O descrédito social da política contemporânea passa, e muito, pela noção cada vez mais disseminada de que só as promessas de regressão são sérias e de que todas as promessas de transformação que acrescentam dignidade e direitos às nossas vidas são demagogia irresponsável.
Quando rigor só pode rimar com sofrimento e melhoria de condições passou a ser uma questão de fé e não uma possibilidade efetiva, a política só pode ser repudiada.
O Governo prometeu empenhar-se em fazer o País "sair desta situação, empobrecendo". Cumpriu uma parte: a do empobrecimento. Os dados esta semana publicados pelo INE relativos a 2012 mos- tram, de facto, como o Governo honrou a promessa de empobrecer a grande maioria dos portugueses. Há neste relatório duas informações essenciais sobre o que é o País depois do choque de empobrecimento prometido e cumprido.
Quarenta anos depois do 25 de Abril, este país que o INE faz ver ao espelho volta a ver as mesmíssimas imagens que a democracia primeiro e a Europa depois fizeram crer que estariam banidas para sempre.
Mas os números do INE revelam-nos uma segunda imagem do País sob as políticas de austeridade. A diferença entre o rendimento dos 10% mais ricos e dos 10% mais pobres passou de 9,2 vezes em 2009 para 10,7 vezes em 2012. Os números são como o algodão: não mentem. E neles vai clara a demonstração de que houve uma parte do País a quem a promessa governamental de empobrecimento não se aplicou de todo. Há notoriamente mais pobres em Portugal, há uma mancha social muito mais ampla afundada na pobreza quotidiana e na falta de horizontes de saída dela. Mas o alastramento e o agravamento da pobreza da grande maioria reverteram a favor de uns poucos muito ricos, sempre incólumes aos sacrifícios.

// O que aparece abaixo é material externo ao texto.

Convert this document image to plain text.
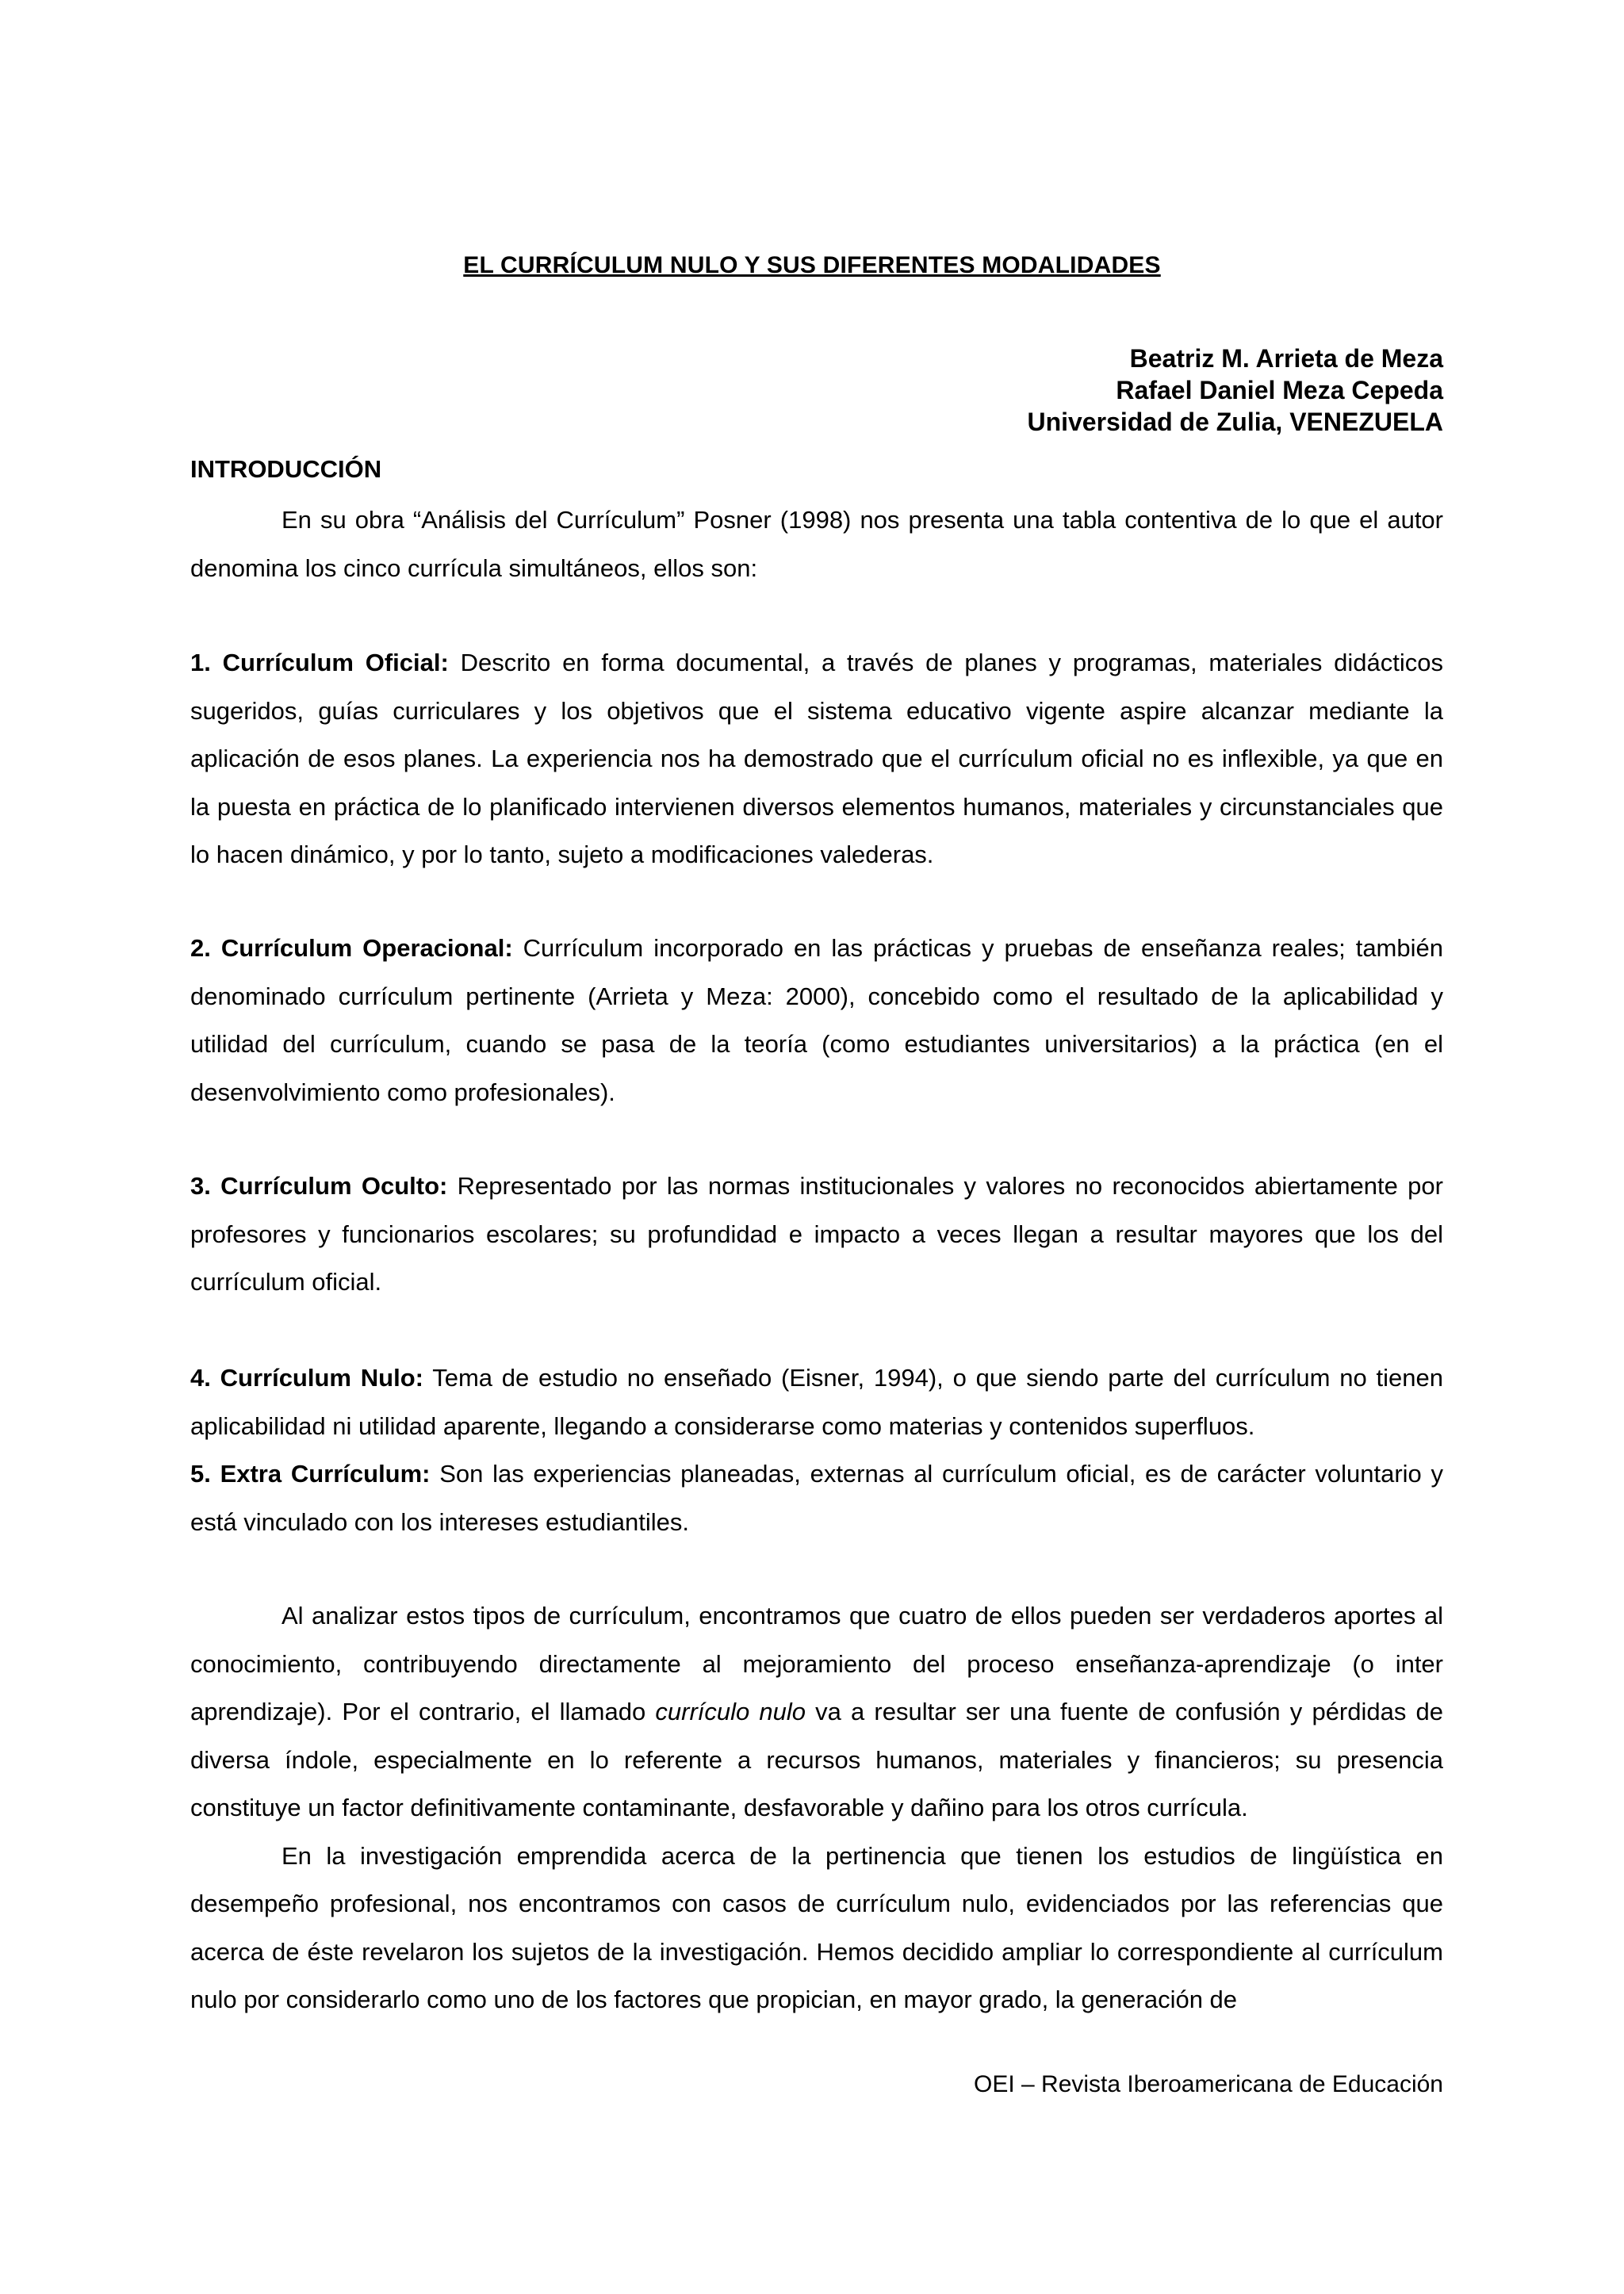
EL CURRÍCULUM NULO Y SUS DIFERENTES MODALIDADES
Beatriz M. Arrieta de Meza
Rafael Daniel Meza Cepeda
Universidad de Zulia, VENEZUELA
INTRODUCCIÓN

En su obra “Análisis del Currículum” Posner (1998) nos presenta una tabla contentiva de lo que el autor denomina los cinco currícula simultáneos, ellos son:

1. Currículum Oficial: Descrito en forma documental, a través de planes y programas, materiales didácticos sugeridos, guías curriculares y los objetivos que el sistema educativo vigente aspire alcanzar mediante la aplicación de esos planes. La experiencia nos ha demostrado que el currículum oficial no es inflexible, ya que en la puesta en práctica de lo planificado intervienen diversos elementos humanos, materiales y circunstanciales que lo hacen dinámico, y por lo tanto, sujeto a modificaciones valederas.

2. Currículum Operacional: Currículum incorporado en las prácticas y pruebas de enseñanza reales; también denominado currículum pertinente (Arrieta y Meza: 2000), concebido como el resultado de la aplicabilidad y utilidad del currículum, cuando se pasa de la teoría (como estudiantes universitarios) a la práctica (en el desenvolvimiento como profesionales).

3. Currículum Oculto: Representado por las normas institucionales y valores no reconocidos abiertamente por profesores y funcionarios escolares; su profundidad e impacto a veces llegan a resultar mayores que los del currículum oficial.

4. Currículum Nulo: Tema de estudio no enseñado (Eisner, 1994), o que siendo parte del currículum no tienen aplicabilidad ni utilidad aparente, llegando a considerarse como materias y contenidos superfluos.

5. Extra Currículum: Son las experiencias planeadas, externas al currículum oficial, es de carácter voluntario y está vinculado con los intereses estudiantiles.

Al analizar estos tipos de currículum, encontramos que cuatro de ellos pueden ser verdaderos aportes al conocimiento, contribuyendo directamente al mejoramiento del proceso enseñanza-aprendizaje (o inter aprendizaje). Por el contrario, el llamado currículo nulo va a resultar ser una fuente de confusión y pérdidas de diversa índole, especialmente en lo referente a recursos humanos, materiales y financieros; su presencia constituye un factor definitivamente contaminante, desfavorable y dañino para los otros currícula.

En la investigación emprendida acerca de la pertinencia que tienen los estudios de lingüística en desempeño profesional, nos encontramos con casos de currículum nulo, evidenciados por las referencias que acerca de éste revelaron los sujetos de la investigación. Hemos decidido ampliar lo correspondiente al currículum nulo por considerarlo como uno de los factores que propician, en mayor grado, la generación de

OEI – Revista Iberoamericana de Educación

Da grande promessa programática de 2011 - empobrecer o País para o "tirar desta situação" -, o Governo cumpriu a parte mais fácil: empobrecer os pobres e trazer para a pobreza os remediados. Aos ricos ajudou a que ficassem mais ricos. E, mais grave que tudo, sem que no fim se tire o País da situação que justificou isto tudo -, a dívida agigantou--se e a capacidade de a pagar diminui na mesma proporção. A resposta do Governo a este diagnóstico do INE será a confirmação, já anunciada, da natureza permanente dos cortes nas pensões e reformas. Ou seja, à vulnerabilidade da pobreza o Governo responde com a eternização dessa vulnerabilidade nos segmentos sociais mais frágeis.
É séria uma coisa assim? É realista? É razoável? Ou realista, razoável e sério é antes ouvir o clamor dos pobres e centrar toda a política na criação de um horizonte de mudança que assuma o quotidiano destas tantas centenas de milhares de pessoas como a única prioridade?